Some of the teams I worked with in the years right before AI coding went mainstream had become really terrible about this. They would spend months forming committees, writing documents, getting sign-offs and approvals, creating Gantt charts, and having recurring meetings for the simplest requests.
Before I left, they were 3 months deep into meetings about setting up role based access control on a simple internal CRUD app with a couple thousand users. We needed about 2-3 roles. They were into pros and cons lists for every library and solution they found, with one of the front runners involving a lot of custom development for some reason.
Yet the entire problem could have been solved with 3 Boolean columns in the database for the 3 different roles. Any developer could have done it in an afternoon, but they were stuck in a mindset of making a big production out of the process.
I feel like LLMs are good at getting those easy solutions done. If the company really only needs a simple change, having an LLM break free from the molasses of devs who complicate everything is a breath of fresh air.
On the other hand, if the company had an actual complicated need with numerous and changing roles over time, the simple Boolean column approach would have been a bad idea.

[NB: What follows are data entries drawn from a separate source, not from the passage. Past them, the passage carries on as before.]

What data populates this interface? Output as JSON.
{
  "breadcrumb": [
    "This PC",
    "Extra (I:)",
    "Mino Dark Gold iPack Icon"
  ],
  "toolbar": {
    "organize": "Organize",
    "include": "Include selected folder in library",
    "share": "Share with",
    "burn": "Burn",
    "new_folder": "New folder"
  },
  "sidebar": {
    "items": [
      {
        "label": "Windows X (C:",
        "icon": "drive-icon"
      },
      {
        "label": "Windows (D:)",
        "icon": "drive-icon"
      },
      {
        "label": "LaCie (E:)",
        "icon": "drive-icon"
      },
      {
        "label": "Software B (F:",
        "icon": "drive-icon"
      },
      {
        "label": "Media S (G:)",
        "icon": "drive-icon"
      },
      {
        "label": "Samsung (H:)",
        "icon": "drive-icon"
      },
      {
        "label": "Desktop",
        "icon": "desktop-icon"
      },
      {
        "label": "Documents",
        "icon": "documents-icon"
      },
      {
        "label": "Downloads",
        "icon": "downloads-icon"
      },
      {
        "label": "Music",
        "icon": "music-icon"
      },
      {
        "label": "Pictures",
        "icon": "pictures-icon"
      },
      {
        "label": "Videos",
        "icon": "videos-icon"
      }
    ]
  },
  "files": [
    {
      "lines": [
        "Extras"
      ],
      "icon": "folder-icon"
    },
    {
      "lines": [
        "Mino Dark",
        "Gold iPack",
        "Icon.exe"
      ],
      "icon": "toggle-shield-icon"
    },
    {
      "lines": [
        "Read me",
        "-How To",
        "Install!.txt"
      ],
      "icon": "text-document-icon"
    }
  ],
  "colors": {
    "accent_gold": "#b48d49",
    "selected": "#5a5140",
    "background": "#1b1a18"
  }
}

Having people who know when to use each solution is the real key.
This attitude just furthers our race to the bottom. I agree with iteration, but software quality is getting really laughable. I know we're still on the better side of what existed in the hands of consumers in the 90s, but anyway... Execs calling BS is further evidence of that race to the bottom.
When a team says that a "trivial" feature takes months to ship is not because of the complexity of the algorithm. It's because of the infrastructure and coordination work required for the feature to properly work. It is almost aways a failure of the technical infrastructure previously created in the company. An AI will solve the trivial aspects of the problem, not the real problem.